Brasil, sexta-feira, 21 de novembro de 2008

21 de julho 2005

 COLUNAS

Consolidar a democracia interna


Walter Sorrentino*


Estão abertos os trabalhos do 11º Congresso e, neles, devemos nos dispor a um esforço de aprimorar a democracia interna do Partido. O novo Estatuto apresentado ao debate contém formulações inovadoras em numerosos aspectos, que estarão em debate desde já. Mas é particularmente necessário focar, já no curso das assembléias e conferências do 11º Congresso, os processos eleitorais internos e consolidar práticas indispensáveis a uma efetiva democracia.

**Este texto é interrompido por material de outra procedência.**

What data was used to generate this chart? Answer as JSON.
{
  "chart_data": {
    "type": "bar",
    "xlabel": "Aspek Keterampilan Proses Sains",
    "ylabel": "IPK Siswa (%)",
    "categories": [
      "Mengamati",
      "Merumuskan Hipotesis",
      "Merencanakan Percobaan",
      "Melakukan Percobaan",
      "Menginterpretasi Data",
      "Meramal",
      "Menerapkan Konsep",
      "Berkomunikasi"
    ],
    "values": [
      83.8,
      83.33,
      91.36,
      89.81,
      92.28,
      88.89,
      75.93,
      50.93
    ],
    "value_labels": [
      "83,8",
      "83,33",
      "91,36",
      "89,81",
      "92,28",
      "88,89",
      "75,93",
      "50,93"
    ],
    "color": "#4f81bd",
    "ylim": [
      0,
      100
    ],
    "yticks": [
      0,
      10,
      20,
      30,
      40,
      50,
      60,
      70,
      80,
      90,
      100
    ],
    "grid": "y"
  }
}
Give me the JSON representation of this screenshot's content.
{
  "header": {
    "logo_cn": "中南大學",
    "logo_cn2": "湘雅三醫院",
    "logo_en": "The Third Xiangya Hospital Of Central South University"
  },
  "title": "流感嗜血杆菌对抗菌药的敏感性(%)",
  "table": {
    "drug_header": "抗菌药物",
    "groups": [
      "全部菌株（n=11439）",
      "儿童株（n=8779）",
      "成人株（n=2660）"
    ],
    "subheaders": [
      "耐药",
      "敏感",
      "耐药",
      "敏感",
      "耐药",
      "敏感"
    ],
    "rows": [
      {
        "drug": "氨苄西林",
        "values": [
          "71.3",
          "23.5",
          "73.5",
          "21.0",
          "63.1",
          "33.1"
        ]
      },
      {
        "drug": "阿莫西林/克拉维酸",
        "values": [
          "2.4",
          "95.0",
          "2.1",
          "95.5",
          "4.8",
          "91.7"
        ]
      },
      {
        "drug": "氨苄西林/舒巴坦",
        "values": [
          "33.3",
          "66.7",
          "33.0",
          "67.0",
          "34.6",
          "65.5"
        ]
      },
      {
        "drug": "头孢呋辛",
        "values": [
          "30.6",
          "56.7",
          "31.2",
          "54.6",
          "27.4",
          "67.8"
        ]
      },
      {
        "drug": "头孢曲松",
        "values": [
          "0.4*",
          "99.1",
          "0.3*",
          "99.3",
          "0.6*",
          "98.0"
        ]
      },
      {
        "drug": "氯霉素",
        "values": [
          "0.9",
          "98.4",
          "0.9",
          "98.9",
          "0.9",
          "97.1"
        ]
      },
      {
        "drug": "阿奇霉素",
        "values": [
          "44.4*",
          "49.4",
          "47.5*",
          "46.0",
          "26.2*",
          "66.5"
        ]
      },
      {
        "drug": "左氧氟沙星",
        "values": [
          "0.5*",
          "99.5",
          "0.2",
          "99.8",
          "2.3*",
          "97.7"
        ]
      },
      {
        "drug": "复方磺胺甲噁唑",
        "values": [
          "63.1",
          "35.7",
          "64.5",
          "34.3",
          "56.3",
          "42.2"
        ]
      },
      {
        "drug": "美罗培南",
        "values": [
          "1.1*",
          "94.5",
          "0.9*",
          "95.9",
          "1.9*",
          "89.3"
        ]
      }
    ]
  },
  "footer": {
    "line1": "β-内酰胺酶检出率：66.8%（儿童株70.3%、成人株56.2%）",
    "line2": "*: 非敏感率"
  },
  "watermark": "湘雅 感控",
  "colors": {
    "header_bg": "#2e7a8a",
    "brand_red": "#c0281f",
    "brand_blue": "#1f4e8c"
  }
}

Pode-se dizer que deriva de nossa concepção partidária uma democracia de sentido mais profundo e abrangente. Entretanto, isso precisa ser demonstrado na prática, o que implica em fundamentá-la bem perante os amplos contingentes militantes, e realizá-la segundo mecanismos que de fato assegurem esse caráter. Mais que isso, é preciso unificar procedimentos de alto a baixo no Partido, para evitar casuísmos ou maus encaminhamentos. Na prática, se tais mecanismos e procedimentos não são eficientes, pode-se comprometer o próprio princípio.

Quando dizemos que a democracia partidária tem sentido mais profundo e abrangente nos remetemos ao centralismo democrático. No novo Estatuto proposto ao debate do 11º Congresso, desenvolve-se criativamente a noção do centralismo democrático, mantendo a concepção do Partido como um todo uno, com uma única base teórico-ideológica, marxista-leninista. A concepção de unidade é materializada na ação política sob uma única orientação e um único centro dirigente. O centralismo democrático é tratado como fator ativo de promoção da consciência revolucionária dos membros do Partido, e não como verdugo dos que divergem. A democracia interna fica assentada na liberdade de opinião pessoal, indispensável ao fazer permanente da vida partidária. Está, ao mesmo tempo, subordinada a uma disciplina consciente e livremente assumida, que implica na obrigação de cumprir a vontade da maioria, fixada em debate democrático e organizado nas fileiras partidárias, e portanto em defender e difundir as orientações adotadas. A instituição do voto secreto nas eleições internas - essa a tese oferecida ao debate - será fator de aprimoramento democrático e valorização da confiança entre iguais no Partido.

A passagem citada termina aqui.